BEIJING, June 1 (Xinhua) -- Undoing the economic interdependence between China and the United States is "unacceptable" to the world and will lead to irreversible damage to global supply chains, Robert Kuhn, a renowned U.S. expert on China, warned.
Kuhn, chairman of the Kuhn Foundation, made the remarks in a recent interview with Xinhua in response to recent voices in the United States that advocate pulling apart the two countries economically.
"Once you begin disrupting global supply chains, it's not something that you can easily restore," said Kuhn, who has been awarded the China Reform Friendship Medal by the Chinese government. "In fact, even starting the change, it probably can never be restored totally."
While depicting the worst possible scenario of trade tensions between China and the United States, Kuhn said there has to be a way out, otherwise the consequence is "horribly inefficient" on many levels.
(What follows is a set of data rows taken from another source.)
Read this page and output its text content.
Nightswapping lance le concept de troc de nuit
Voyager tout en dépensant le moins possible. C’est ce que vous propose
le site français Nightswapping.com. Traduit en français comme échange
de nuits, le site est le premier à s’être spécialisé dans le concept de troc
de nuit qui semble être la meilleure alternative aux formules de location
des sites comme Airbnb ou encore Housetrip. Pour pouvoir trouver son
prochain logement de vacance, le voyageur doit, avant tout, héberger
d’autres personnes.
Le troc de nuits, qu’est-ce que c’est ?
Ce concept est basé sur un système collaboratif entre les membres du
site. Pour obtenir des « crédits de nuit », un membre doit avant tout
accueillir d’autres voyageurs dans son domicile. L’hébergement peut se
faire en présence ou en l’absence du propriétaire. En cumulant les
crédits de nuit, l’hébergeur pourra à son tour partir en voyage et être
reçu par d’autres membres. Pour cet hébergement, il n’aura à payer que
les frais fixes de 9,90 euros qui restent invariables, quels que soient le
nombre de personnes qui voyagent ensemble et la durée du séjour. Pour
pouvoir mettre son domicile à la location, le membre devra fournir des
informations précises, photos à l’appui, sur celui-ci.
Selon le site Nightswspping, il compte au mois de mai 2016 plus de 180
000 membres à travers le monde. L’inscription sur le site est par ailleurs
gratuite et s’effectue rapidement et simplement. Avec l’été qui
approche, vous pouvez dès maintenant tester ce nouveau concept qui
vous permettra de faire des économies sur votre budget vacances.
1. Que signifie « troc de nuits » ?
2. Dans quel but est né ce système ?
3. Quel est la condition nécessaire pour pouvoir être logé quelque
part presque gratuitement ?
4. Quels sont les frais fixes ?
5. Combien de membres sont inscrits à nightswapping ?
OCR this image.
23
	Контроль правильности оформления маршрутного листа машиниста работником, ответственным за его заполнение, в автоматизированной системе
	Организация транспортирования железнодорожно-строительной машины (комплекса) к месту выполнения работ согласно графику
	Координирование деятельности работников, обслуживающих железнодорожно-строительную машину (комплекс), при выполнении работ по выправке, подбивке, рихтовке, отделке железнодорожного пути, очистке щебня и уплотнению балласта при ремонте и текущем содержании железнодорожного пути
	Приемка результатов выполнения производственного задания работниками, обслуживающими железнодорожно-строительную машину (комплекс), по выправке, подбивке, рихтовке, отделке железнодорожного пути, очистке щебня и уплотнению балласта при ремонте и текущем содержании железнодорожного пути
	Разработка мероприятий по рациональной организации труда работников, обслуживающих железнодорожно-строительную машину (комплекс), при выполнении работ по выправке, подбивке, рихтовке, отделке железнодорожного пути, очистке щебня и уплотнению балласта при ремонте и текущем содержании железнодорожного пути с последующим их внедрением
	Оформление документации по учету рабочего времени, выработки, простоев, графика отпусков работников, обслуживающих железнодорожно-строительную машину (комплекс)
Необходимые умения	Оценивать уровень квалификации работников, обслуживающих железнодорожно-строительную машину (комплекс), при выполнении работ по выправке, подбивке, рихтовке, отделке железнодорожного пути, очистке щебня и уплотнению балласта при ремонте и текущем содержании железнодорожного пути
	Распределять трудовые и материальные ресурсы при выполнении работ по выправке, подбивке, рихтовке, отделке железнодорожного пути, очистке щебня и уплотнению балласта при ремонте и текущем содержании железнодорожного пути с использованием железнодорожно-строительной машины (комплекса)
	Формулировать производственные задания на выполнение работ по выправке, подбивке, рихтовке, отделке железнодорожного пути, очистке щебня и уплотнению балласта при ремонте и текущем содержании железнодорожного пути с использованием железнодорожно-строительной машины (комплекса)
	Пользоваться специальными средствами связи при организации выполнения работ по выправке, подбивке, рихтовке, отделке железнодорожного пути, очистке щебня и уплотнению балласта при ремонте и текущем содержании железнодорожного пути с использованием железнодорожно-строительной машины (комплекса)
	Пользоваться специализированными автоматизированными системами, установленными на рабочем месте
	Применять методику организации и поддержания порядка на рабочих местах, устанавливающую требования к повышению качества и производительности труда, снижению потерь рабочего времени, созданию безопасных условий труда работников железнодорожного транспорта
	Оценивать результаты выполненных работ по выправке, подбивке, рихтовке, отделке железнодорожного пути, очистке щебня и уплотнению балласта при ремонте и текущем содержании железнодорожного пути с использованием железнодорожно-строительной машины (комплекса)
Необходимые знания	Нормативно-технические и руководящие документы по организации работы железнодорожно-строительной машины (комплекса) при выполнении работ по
"It's bad in terms of technology. It will slow down the innovation rate of the whole world," Kuhn said.
Misperceptions on both sides shadow the current standoff between the two largest economies in the world, Kuhn said while naming some of the fierce arguments that comprise the trade frictions, including loss of jobs in U.S. manufacturing industry, U.S. trade deficit with China, market access and intellectual property rights protection.
"We tend to generalize when we see the other," while the reality is more complex and fine-grained and needs to be seen through the other's perspective in order to be well understood, he said.
Over the last 20 to 30 years, millions of Americans lost their jobs in manufacturing sectors and indeed many manufacturing jobs were transferred to China, which makes some people feel that China is the cause of those jobs being lost. "That is not a valid point," he said. "That's the way the world becomes more efficient via globalization."
If those jobs did not go to China, they would have gone to someplace else with lower production costs because of a market system, said Kuhn. "If you stop all Chinese imports ... those jobs are not coming back to the United States in large numbers."
"They would go to Mexico or Vietnam or Bangladesh ... and they would be at a somewhat higher price and lower quality," he added, mentioning that Chinese products have the best price-quality relationship, because that is what the market has determined.
If those jobs were to be successfully brought back by setting restrictions, "that would hurt the United States ... because they would be lower-level manufacturing jobs and therefore undermine in the long run U.S. technology and productivity," Kuhn explained.
In the latest flare-up of U.S.-China trade tensions, Washington increased additional tariffs on 200 billion U.S. dollars' worth of Chinese imports from 10 percent to 25 percent in May, and has threatened to raise tariffs on more Chinese imports.
In response, China has announced that it "will fight to the end," and raised additional tariffs on a range of U.S. imports starting from June 1.
On the issue of trade deficit, Kuhn said "it's not China ripping off the U.S.; that's not the way it works."
U.S. consumers benefit because their standard of living has been raised by getting cheaper products with better quality, said Kuhn, noting that "it's kind of a reciprocal arrangement."
"Large trade deficits are not necessarily sustainable over a long period of time, but it is a mistake to blame China for them," he added.
On intellectual property rights protection in China, Kuhn said the perception in the United States about this issue is not accurate as to the current situation.
Elaborating his experience with Shanghai's intellectual property court, one of the several courts established in China for intellectual property rights protection, Kuhn said over the last 10 years, China is really making progress in this area.
The way to deal with the China-U.S. deadlock, Kuhn suggested, is to look squarely at the real issues from each side's perspective, analyze them with respect to what informs and motivates them, and then try to discern the core issues and bottom lines.
The two sides need to solve some of the less-difficult problems rapidly and then seek compromise or reconciliation on the more-difficult ones, according to Kuhn.